Dat schrijft Fokke Obbema in zijn artikel Een offline leven past veel beter bij de mensensoort in de Volkskrant van afgelopen zaterdag. Het lijkt alsof hij hiermee een algemeen aanvaarde opvatting wordt verwoord. En misschien heeft Obbema daarin nog gelijk ook. Maar wat betekent het nou eigenlijk om je deelgenoot te voelen van ‘een groter geheel’, je omgeving, de natuur of universum. Ik ben zo blij dat ik een stukje van de wereld ben‘, zong Rudi Carrel in 1960. ‘Dat ik de wijsjes en van de sijsjes en de merels ken.. en dat ik mee mag doen met al wat leeft, en mee mag ademen met al wat adem heeft‘.  Sinds de jaren zestig is ons wereldbeeld verpauperd. Er is iets verloren gegaan, maar wat? Die vraag houdt me al jaren bezig. Het antwoord weet ik nog steeds niet. Vandaar maar weer eens terug naar mijn eerste kennismaking met Kleine Alice, vandaag 56 jaar geleden.  

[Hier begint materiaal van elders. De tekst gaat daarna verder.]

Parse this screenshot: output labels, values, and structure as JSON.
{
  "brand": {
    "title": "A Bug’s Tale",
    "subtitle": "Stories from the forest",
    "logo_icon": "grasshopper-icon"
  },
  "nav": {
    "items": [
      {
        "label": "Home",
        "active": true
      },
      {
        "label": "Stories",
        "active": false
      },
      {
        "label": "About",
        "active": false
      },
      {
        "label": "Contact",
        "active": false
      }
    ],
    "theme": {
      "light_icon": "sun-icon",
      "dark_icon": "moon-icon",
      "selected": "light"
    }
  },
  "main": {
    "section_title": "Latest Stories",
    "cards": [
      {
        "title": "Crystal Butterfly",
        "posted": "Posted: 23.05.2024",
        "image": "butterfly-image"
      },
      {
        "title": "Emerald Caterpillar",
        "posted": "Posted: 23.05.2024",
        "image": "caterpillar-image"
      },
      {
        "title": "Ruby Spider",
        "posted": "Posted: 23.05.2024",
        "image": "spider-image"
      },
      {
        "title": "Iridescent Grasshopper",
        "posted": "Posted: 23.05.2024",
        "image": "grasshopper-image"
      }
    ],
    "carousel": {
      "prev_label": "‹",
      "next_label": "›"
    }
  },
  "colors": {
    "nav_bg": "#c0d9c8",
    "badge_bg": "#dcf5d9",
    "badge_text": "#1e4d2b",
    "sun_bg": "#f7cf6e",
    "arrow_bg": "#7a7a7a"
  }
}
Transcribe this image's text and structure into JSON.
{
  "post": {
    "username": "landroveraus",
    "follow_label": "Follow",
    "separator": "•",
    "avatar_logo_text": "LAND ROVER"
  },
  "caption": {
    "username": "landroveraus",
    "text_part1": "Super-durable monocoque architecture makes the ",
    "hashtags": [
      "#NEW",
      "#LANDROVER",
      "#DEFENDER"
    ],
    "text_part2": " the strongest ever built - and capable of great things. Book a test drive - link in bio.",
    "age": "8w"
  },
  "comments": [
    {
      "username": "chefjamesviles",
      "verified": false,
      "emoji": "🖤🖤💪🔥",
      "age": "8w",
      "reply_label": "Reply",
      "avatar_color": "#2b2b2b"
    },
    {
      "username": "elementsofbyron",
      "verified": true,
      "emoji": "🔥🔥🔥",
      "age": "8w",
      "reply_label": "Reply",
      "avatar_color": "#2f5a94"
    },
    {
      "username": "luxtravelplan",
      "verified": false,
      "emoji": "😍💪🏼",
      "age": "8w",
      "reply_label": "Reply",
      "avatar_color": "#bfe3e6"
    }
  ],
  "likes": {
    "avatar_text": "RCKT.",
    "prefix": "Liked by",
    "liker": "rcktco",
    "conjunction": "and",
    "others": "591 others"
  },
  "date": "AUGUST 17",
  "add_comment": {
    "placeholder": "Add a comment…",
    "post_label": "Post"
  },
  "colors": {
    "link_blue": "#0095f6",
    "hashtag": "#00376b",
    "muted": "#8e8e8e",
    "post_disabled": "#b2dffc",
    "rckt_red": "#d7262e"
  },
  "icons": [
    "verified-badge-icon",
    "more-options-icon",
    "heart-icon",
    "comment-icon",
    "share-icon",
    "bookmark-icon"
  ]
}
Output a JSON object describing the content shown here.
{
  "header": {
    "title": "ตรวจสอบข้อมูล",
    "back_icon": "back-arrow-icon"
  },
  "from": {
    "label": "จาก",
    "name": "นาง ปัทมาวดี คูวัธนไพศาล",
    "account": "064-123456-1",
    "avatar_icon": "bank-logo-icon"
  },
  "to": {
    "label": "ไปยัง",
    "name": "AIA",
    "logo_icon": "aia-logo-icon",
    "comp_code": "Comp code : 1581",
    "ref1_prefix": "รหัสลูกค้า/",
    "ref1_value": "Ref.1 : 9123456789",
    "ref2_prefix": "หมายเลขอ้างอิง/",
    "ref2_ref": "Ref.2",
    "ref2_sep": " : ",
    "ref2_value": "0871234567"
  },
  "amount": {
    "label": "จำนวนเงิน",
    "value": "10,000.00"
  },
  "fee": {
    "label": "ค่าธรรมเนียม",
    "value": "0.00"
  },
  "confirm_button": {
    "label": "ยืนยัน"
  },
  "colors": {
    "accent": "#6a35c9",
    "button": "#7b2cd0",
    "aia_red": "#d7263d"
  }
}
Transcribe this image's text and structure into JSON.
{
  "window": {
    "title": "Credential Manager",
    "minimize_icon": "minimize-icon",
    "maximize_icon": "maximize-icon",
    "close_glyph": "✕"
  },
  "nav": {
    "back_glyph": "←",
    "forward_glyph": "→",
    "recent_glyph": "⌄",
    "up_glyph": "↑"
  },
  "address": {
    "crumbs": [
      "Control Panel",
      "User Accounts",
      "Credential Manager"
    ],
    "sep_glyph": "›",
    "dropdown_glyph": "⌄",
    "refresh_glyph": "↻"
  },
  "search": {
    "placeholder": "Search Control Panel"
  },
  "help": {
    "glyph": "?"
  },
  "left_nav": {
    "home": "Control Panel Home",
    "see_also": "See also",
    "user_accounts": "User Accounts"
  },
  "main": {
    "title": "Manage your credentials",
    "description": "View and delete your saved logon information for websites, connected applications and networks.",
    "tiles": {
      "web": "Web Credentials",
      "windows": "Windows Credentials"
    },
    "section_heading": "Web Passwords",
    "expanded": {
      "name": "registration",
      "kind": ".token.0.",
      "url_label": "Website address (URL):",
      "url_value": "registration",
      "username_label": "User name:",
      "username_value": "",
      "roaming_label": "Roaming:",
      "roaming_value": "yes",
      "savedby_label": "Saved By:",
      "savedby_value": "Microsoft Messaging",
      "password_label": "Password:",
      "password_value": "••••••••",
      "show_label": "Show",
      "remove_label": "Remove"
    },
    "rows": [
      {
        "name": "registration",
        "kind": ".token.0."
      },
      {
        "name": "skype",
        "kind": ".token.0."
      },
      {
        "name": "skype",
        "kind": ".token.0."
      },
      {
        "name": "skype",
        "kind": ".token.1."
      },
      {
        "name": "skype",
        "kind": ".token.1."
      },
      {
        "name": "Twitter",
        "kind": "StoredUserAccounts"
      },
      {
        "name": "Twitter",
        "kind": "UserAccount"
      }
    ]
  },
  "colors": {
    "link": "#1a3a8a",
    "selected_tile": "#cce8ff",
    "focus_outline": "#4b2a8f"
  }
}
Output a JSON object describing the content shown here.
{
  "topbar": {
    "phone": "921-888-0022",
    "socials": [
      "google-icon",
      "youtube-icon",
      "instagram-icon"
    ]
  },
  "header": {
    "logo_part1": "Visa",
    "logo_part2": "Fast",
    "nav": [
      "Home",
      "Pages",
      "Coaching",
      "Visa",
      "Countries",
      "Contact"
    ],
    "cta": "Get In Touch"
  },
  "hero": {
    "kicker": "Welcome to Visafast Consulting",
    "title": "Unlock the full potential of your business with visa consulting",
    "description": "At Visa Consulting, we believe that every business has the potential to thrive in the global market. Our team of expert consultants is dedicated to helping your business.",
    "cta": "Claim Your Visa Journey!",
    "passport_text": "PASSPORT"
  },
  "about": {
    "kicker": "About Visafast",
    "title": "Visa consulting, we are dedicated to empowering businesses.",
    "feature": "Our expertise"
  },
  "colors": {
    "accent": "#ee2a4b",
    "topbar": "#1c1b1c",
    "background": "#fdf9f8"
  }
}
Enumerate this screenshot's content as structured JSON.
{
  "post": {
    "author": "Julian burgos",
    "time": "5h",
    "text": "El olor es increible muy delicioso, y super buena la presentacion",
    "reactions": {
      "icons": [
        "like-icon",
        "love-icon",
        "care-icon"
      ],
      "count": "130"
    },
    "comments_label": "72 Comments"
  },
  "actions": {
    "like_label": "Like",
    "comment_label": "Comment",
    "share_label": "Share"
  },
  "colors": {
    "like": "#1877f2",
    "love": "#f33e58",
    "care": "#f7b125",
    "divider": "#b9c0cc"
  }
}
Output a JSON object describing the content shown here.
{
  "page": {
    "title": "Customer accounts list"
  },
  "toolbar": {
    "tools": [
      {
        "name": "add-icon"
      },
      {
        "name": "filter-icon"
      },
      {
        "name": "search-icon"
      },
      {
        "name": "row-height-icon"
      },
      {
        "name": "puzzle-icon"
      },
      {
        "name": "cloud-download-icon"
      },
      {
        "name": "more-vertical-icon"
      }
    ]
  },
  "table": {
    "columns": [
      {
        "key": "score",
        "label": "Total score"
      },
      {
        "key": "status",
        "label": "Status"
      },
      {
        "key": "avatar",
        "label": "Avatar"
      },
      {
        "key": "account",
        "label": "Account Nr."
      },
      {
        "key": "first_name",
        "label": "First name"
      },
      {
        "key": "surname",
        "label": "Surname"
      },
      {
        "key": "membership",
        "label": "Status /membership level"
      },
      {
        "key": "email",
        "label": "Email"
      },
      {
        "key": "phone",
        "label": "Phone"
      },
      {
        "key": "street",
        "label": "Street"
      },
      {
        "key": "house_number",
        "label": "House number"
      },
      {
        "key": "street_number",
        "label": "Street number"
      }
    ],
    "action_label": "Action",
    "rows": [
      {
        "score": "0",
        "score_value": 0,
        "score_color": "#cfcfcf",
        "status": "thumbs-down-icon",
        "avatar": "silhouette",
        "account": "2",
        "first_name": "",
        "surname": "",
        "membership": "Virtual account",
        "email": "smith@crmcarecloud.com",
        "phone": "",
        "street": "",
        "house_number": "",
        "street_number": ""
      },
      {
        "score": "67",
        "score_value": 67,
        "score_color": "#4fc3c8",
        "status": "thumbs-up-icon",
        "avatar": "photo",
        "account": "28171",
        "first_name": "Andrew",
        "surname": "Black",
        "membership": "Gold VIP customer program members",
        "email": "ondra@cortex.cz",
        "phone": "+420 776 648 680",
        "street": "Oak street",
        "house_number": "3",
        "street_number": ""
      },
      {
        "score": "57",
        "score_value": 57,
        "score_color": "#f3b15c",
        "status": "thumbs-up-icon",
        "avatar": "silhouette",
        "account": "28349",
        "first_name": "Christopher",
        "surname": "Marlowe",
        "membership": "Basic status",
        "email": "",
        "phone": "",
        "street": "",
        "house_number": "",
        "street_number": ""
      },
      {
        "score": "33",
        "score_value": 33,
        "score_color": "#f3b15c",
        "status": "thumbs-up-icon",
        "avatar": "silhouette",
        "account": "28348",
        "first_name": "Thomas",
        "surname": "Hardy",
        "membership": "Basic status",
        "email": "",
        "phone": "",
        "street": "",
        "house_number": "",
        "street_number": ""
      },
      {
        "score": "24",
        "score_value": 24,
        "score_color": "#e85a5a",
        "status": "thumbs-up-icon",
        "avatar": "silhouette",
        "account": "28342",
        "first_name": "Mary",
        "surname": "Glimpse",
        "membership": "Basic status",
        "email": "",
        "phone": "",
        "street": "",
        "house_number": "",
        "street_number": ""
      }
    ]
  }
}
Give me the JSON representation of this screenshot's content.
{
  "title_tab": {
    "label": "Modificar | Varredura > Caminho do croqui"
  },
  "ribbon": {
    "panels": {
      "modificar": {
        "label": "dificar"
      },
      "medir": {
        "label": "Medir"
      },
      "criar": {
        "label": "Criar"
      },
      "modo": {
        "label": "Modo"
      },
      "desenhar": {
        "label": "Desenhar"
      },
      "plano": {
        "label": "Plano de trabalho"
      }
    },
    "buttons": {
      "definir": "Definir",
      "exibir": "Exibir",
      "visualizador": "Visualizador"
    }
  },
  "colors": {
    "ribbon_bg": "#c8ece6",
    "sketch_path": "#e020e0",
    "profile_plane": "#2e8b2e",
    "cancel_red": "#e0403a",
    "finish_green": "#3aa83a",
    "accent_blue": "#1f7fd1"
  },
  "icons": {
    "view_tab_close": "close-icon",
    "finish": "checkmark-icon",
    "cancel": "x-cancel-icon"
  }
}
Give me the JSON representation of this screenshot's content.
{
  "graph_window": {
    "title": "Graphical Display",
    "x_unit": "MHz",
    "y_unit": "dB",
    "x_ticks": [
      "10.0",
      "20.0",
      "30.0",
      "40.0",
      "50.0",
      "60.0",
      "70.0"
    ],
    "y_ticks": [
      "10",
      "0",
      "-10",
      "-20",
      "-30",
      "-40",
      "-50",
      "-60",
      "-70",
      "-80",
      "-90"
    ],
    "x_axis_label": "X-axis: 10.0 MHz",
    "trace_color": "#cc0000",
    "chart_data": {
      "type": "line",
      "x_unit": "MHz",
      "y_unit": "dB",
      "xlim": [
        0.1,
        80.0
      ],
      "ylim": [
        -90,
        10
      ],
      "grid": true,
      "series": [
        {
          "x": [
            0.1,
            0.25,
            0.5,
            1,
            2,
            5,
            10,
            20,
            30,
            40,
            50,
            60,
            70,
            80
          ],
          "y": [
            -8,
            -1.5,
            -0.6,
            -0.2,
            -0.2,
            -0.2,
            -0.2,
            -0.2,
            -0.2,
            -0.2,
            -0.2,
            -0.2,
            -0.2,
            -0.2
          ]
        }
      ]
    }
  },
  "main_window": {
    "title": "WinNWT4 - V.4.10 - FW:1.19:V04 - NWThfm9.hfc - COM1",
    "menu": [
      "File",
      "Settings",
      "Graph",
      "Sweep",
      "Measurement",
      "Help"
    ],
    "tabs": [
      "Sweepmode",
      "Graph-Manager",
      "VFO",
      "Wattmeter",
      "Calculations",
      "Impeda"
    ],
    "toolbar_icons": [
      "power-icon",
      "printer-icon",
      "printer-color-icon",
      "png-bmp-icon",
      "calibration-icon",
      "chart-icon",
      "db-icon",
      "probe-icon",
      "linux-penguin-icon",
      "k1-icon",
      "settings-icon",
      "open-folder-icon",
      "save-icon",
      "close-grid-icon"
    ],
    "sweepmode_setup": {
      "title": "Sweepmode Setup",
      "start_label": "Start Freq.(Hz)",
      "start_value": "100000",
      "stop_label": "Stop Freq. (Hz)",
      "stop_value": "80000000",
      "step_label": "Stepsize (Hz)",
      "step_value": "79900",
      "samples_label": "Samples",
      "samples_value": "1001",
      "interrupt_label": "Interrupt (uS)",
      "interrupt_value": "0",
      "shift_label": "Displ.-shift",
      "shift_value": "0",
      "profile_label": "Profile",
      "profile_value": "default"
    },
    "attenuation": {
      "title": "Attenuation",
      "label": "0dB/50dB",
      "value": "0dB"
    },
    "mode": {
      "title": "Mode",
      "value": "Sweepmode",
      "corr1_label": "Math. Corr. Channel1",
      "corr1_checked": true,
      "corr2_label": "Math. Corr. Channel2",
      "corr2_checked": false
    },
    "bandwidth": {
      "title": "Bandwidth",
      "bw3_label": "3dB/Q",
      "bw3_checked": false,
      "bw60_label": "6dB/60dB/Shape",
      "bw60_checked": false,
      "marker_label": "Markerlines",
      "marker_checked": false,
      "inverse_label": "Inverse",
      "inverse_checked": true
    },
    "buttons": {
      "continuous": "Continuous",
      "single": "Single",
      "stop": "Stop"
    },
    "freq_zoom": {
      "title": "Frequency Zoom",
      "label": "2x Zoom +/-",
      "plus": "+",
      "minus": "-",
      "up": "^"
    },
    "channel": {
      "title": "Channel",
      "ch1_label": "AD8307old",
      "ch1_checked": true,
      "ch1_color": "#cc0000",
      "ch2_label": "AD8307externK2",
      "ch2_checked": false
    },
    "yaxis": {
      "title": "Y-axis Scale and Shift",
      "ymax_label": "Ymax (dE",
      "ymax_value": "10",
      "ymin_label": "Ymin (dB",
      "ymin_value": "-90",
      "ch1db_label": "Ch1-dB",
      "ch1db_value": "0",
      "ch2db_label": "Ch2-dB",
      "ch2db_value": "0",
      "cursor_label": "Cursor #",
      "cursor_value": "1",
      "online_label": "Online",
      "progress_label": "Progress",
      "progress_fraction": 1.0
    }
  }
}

Op de avond van 20 december 1965 zag ik het toneelstuk Kleine Alice in de Stadsschouwburg in Amsterdam. Ik ging er naartoe met een aantal klasgenoten samen met mijn godsdienstleraar pater Jos Vrijburg S.J.. Gerard Reve was in die tijd op tournee in het land voor het geven van lezingen. Zo deed hij ook het Spinozalyceum aan, zoals hij aan Josine M. liet weten in een brief van 30 november 1965:

‘De volgende dag, voor het Spinozalyceum, ging het ook heel goed, behalve dat de rector over zijn zenuwen heen was, &, zo progressief als hij wilde zijn, toch dacht dat elk ogenblik, de hemel kon instorten, geloof ik. Leraren & leerlingen vereerden mij weer, nou ja weten ze veel.’

De hemel stortte niet in die dag en de wereld evenmin, maar mijn eigen leven zou weldra een andere wending nemen. Het toneelstuk Kleine Alice heeft daarbij een wonderlijke rol gespeeld. Alle lijnen lijken in dit stuk samen te komen. Maar dat wist ik nog niet, die middag, toen niet Reve, maar ikzelf op het podium stond in het Spinozalyceum.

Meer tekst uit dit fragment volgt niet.